El anuncio se realizó en el Despacho Oval de la Casa Blanca, tras la reunión sostenida con el presidente libanés Joseph Aoun, quien se convirtió en el primer mandatario de ese país en visitar Washington desde 2009.
La medida revierte una restricción establecida en junio de 1985, luego del secuestro del vuelo 847 de Trans World Airlines (TWA) por parte de terroristas de Hezbollah. El avión, que cubría la ruta de Atenas a Roma, fue desviado a Beirut, donde los secuestradores asesinaron al buzo de la Marina estadounidense Robert Stethem y mantuvieron como rehenes a decenas de pasajeros durante 17 días.
Desde entonces, los ciudadanos estadounidenses que viajan a Líbano han tenido que hacer escalas en aeropuertos de terceros países. La decisión de Trump abre la posibilidad legal para que aerolíneas estadounidenses soliciten rutas directas al Aeropuerto Internacional Rafik Hariri de Beirut, aunque su implementación efectiva dependerá de revisiones regulatorias y de seguridad que podrían demorar varios meses.
La iniciativa se enmarca en la visita de Aoun a la capital estadounidense, en un contexto de avances en el proceso de paz entre Líbano e Israel, tras la firma del Marco Trilateral en Washington el pasado 26 de junio.
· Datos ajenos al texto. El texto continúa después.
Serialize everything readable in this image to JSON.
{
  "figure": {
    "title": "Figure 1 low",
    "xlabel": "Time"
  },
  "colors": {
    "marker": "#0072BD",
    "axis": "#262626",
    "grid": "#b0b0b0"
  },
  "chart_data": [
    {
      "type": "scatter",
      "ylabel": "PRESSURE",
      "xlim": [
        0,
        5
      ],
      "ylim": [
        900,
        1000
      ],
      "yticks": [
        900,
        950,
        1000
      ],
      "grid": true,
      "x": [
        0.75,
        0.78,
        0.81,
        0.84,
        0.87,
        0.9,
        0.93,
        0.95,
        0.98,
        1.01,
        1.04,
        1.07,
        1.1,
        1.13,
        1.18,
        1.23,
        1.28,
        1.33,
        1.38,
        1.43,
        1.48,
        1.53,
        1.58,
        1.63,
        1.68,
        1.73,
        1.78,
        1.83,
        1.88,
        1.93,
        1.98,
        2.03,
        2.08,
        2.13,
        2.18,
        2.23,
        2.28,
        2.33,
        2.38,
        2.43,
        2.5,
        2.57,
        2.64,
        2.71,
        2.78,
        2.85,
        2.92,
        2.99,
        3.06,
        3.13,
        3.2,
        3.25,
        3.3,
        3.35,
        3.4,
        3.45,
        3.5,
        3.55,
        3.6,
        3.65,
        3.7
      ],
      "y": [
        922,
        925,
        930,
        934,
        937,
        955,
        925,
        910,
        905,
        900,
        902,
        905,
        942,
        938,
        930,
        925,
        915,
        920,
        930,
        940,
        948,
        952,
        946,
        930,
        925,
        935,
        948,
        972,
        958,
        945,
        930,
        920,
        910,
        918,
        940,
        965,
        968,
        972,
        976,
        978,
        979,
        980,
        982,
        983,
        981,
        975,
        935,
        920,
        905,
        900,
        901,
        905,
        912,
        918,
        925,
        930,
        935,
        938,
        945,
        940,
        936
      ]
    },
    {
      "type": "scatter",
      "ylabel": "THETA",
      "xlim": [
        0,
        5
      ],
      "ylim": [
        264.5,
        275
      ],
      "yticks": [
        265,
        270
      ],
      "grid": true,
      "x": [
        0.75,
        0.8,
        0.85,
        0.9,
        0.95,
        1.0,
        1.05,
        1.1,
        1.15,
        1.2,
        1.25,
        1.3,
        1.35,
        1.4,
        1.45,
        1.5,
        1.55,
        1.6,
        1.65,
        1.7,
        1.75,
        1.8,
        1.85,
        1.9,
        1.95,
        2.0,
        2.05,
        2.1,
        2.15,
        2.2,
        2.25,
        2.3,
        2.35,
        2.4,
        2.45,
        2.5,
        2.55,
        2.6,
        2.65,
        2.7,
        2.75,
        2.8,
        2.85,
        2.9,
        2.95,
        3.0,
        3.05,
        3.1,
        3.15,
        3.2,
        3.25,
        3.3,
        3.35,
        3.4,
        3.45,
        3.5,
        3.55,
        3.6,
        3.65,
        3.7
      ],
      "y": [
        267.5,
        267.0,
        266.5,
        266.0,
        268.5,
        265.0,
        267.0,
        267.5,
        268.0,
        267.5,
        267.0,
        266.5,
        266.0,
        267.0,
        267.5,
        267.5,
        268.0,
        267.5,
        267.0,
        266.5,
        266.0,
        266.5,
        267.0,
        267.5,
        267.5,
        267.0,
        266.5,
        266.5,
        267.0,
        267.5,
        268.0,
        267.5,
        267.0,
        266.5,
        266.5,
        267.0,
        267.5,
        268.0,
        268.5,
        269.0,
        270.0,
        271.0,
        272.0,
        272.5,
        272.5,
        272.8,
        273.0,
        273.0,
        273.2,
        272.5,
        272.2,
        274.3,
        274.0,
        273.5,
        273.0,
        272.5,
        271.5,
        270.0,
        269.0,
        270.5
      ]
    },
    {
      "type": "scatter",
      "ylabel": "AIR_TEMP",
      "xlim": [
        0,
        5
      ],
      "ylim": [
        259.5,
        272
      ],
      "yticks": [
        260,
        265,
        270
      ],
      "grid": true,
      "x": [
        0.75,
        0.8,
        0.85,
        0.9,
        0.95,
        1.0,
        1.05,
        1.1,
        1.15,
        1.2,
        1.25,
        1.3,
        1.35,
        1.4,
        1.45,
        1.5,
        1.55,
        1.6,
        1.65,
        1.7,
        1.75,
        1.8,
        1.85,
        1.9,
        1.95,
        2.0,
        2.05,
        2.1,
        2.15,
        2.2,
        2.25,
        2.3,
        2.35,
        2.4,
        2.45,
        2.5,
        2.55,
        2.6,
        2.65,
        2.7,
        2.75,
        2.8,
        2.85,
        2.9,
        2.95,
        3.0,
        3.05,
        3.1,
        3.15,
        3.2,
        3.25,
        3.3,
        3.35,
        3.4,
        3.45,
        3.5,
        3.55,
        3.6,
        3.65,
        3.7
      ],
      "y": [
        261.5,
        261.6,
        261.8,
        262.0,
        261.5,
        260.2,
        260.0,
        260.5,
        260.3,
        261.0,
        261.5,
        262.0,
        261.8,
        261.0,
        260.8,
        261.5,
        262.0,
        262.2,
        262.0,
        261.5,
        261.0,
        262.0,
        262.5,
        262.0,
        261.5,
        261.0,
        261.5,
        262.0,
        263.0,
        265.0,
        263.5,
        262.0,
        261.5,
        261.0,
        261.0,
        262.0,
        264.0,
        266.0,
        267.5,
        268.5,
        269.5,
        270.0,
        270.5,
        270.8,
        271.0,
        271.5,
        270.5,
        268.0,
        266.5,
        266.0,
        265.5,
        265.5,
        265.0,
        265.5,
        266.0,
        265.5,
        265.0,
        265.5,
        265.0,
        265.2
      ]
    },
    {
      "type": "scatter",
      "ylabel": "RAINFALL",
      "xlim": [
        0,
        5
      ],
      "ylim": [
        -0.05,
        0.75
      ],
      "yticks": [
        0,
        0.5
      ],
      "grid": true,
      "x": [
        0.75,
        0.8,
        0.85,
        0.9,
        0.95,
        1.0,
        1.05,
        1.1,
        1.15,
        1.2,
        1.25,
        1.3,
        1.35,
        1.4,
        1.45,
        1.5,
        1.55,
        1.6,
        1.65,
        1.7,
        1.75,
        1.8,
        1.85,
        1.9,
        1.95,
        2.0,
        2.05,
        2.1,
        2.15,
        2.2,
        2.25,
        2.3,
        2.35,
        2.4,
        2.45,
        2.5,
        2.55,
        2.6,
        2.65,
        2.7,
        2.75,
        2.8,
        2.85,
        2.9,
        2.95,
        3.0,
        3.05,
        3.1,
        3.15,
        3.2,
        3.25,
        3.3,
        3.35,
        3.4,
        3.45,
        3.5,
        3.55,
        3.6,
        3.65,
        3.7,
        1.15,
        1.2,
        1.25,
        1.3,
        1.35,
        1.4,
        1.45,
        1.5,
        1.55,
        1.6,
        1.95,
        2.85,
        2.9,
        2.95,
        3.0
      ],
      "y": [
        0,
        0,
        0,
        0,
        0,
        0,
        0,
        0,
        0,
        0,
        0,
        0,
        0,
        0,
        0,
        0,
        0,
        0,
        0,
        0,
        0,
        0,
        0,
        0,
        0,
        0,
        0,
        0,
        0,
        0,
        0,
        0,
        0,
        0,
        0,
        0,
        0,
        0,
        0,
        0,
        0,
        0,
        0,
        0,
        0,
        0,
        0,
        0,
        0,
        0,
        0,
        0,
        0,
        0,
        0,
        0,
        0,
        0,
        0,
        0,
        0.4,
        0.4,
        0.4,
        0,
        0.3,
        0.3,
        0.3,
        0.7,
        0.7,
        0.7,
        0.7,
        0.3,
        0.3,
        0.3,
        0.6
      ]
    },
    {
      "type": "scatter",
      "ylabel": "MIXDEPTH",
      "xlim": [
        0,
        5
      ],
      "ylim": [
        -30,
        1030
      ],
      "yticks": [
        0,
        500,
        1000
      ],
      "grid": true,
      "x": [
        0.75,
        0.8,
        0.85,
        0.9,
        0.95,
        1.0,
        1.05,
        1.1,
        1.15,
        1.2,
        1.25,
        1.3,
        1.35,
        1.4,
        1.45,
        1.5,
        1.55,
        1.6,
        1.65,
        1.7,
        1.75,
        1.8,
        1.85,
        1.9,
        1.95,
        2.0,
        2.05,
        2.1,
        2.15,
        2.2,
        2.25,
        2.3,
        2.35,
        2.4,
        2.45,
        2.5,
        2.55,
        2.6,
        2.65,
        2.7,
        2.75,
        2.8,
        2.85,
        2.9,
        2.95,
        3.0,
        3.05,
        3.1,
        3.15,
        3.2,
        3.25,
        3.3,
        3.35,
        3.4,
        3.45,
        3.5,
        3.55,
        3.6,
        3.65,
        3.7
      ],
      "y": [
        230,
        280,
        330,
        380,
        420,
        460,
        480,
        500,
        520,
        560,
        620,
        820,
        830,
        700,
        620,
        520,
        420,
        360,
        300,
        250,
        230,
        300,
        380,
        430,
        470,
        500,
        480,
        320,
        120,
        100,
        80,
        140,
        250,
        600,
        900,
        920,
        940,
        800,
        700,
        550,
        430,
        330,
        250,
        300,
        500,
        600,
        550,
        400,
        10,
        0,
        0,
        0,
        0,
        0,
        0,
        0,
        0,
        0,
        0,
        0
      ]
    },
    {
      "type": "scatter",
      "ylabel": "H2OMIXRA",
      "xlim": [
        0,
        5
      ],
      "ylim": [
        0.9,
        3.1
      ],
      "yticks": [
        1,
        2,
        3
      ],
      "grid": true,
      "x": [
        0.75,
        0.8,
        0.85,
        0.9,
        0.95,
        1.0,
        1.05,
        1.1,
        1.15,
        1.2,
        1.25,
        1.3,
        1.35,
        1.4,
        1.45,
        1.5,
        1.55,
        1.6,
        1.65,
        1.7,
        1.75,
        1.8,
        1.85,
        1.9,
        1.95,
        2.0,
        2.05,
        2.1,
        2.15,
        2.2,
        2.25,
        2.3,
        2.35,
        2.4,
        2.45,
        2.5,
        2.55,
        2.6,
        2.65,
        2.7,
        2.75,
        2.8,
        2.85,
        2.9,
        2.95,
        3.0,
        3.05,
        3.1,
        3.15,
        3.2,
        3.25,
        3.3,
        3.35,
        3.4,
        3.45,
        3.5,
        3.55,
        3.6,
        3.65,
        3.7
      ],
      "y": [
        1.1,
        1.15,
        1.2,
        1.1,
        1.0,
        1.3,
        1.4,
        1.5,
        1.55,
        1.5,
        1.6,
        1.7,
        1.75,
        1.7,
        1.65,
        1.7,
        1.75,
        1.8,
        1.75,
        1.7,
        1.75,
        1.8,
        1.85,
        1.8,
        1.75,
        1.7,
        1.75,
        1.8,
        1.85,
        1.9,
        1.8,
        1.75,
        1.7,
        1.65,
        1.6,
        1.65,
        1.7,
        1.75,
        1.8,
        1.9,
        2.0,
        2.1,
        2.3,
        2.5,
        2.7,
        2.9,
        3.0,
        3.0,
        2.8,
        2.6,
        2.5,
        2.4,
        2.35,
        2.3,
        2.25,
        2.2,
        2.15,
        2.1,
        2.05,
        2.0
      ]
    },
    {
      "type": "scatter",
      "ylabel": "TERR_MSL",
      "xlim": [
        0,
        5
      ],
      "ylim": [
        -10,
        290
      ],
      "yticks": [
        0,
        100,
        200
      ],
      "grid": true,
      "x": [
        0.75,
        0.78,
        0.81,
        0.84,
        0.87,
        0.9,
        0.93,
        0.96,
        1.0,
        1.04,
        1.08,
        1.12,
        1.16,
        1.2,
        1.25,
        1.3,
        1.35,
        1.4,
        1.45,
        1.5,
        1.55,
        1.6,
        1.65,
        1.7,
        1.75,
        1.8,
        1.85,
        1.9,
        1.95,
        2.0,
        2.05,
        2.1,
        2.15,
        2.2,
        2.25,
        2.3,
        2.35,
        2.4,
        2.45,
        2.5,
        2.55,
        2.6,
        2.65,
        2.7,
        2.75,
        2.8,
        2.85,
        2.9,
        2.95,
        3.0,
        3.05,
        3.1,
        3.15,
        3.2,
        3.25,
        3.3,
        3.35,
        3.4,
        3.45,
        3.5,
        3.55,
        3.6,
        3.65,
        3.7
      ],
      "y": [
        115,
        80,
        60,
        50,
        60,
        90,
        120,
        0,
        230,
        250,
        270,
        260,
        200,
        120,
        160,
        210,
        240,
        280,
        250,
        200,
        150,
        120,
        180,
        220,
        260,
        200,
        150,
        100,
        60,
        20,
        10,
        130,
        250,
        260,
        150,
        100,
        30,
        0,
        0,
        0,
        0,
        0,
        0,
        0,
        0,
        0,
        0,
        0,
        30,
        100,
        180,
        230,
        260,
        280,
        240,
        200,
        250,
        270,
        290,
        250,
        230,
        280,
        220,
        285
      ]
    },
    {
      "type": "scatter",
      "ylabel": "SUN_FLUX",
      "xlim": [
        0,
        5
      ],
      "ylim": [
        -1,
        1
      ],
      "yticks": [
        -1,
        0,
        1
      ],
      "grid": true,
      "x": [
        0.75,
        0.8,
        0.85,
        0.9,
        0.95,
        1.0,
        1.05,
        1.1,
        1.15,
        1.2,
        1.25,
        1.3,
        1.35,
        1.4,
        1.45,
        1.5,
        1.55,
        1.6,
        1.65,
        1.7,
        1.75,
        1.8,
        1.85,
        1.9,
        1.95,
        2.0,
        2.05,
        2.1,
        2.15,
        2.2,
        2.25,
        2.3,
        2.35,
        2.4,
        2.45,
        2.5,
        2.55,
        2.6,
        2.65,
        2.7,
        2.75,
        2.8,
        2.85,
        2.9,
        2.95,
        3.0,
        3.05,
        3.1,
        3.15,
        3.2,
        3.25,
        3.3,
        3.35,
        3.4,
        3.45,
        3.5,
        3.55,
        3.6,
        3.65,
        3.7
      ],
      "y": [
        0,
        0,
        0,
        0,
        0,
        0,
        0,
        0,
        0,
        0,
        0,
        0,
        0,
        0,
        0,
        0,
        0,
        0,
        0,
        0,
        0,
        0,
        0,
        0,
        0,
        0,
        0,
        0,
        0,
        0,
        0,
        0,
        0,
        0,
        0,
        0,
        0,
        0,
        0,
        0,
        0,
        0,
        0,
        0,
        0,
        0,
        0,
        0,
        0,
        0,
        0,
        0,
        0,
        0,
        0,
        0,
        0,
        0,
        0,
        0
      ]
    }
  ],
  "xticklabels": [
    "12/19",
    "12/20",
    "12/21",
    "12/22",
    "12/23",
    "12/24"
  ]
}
Trump expresó su respaldo al líder libanés, afirmando que Líbano “ha sido un lugar tratado muy mal” y que se buscará que sea “tratado como corresponde”.
El primer ministro libanés, Nawaf Salam, celebró el anuncio, destacándolo como una oportunidad para mejorar la conectividad y apoyar la economía del país.
A pesar del gesto, persisten desafíos: el Departamento de Estado mantiene una alerta de viaje de nivel 4 —la más alta— para Líbano, recomendando no viajar debido a las tensiones en la región. La reapertura del espacio aéreo representa por ahora un compromiso político cuyo impacto real dependerá de la evolución de la situación de seguridad y del interés de las aerolíneas en operar las rutas.